The National Highway Transportation Safety Administration has determined the root cause of the problem is that the airbags use ammonium nitrate-based propellant without a chemical drying agent. Environmental moisture, high temperatures, and age contribute to the defect that improperly inflates airbags, possibly sending shrapnel into the occupant. As a result, at least 15 people in the United States have died, according to Consumer Reports.


A new awareness campaign has designated September as Airbag Recall Repair Month in an effort to encourage drivers to get their recalls repaired, a situation the industry is calling, "urgent." The campaign is sponsored by FCA US LLC and its Chrysler, Dodge, Jeep, and Ram Truck dealers in Texas.

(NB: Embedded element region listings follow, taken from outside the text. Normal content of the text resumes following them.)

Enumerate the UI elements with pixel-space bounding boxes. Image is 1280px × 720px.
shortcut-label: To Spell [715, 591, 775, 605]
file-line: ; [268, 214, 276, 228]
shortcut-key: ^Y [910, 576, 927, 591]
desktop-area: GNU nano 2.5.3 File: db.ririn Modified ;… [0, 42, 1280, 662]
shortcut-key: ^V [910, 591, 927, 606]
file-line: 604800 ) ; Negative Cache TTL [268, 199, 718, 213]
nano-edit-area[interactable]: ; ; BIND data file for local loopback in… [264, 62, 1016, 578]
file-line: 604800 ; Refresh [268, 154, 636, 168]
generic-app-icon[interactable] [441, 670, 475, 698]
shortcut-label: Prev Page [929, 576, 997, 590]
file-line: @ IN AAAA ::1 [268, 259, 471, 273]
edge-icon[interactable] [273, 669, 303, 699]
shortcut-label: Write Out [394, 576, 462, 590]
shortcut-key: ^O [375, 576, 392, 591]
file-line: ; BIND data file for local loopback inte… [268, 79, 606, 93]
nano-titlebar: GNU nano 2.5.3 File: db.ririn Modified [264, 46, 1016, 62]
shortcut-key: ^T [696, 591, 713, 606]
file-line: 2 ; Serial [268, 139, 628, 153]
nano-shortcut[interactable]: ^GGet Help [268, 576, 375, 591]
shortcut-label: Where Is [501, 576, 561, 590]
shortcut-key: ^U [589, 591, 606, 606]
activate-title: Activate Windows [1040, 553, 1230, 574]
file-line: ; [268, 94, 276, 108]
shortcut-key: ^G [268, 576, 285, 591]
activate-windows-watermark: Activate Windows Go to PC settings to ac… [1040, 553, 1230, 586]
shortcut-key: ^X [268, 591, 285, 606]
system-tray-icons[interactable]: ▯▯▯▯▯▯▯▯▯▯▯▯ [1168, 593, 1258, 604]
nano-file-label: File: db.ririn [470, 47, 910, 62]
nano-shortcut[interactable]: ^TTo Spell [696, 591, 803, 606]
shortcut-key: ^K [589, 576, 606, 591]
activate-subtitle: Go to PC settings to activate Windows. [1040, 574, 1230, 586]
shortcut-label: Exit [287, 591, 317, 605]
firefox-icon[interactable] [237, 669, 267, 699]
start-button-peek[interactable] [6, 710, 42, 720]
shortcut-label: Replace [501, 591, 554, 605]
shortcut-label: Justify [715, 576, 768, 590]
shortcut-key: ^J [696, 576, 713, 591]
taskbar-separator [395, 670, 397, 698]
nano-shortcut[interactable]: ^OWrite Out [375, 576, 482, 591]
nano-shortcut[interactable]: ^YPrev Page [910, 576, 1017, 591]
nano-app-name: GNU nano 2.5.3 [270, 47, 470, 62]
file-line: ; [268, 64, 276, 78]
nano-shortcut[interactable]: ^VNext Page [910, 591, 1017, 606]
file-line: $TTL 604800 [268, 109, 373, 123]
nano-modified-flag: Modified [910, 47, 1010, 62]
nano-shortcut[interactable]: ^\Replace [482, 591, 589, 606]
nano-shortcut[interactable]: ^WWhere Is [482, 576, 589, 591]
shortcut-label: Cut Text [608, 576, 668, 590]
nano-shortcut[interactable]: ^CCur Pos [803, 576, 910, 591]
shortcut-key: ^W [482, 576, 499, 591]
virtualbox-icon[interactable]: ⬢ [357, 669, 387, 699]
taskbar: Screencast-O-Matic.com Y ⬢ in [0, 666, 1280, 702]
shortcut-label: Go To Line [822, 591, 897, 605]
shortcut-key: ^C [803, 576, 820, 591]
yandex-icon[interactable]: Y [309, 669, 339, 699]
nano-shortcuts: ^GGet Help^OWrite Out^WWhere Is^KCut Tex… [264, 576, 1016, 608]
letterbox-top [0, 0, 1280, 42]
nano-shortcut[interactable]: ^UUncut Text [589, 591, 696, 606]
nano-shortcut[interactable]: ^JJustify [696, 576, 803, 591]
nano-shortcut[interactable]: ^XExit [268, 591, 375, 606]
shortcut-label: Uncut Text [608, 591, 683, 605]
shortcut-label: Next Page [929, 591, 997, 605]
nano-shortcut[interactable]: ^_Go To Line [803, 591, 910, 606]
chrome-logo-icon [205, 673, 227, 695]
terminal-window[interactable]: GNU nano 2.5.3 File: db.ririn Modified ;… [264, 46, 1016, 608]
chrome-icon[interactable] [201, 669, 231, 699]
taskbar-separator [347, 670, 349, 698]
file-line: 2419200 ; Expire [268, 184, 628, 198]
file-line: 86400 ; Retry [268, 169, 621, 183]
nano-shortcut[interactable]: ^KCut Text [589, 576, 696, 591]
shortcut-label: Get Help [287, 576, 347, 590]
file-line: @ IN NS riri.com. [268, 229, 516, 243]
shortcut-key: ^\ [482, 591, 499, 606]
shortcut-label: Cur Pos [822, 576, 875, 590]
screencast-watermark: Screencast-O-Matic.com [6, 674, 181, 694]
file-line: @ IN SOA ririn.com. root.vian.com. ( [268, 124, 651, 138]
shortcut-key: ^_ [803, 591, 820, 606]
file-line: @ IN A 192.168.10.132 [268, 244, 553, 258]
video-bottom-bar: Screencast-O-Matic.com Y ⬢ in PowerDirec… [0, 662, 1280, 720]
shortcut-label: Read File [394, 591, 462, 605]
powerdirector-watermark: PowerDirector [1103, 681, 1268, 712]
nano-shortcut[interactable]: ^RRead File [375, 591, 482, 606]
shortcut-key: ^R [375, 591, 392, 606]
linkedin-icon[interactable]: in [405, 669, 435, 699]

The easiest way to check for recalled airbags is with the vehicle's 17-digit vehicle identification number, known as the VIN. That code is on a small tab located on the driver's side dashboard by the windshield and on vehicle registration and insurance documents. Makes and models built by the majority of auto manufacturers between 2003 through 2013 are affected. The repair takes about an hour to complete, and are free.

Already the largest recall in history, the NHTSA is warning that an additional recall for the Takata airbags will be announced in December 2019. That notice will bring the total number of affected airbags to nearly 70 million since the recall was first announced in 2013.

MORE: Recall expands for faultyTakata airbags

The recall is of such importance that targeted advertising campaigns are planned, and street teams will be present at local events to help drivers check for open recalls.

"It is imperative that manufacturers take every available step to reach each and every owner of a vehicle with deadly air bags, and take action to ensure that those dangerous air bags are replaced as soon as is safely possible," said NHTSA Deputy Administrator Heidi King. "Public plans will be a resource to communities and to individual consumers to support effective recall implementation nationwide."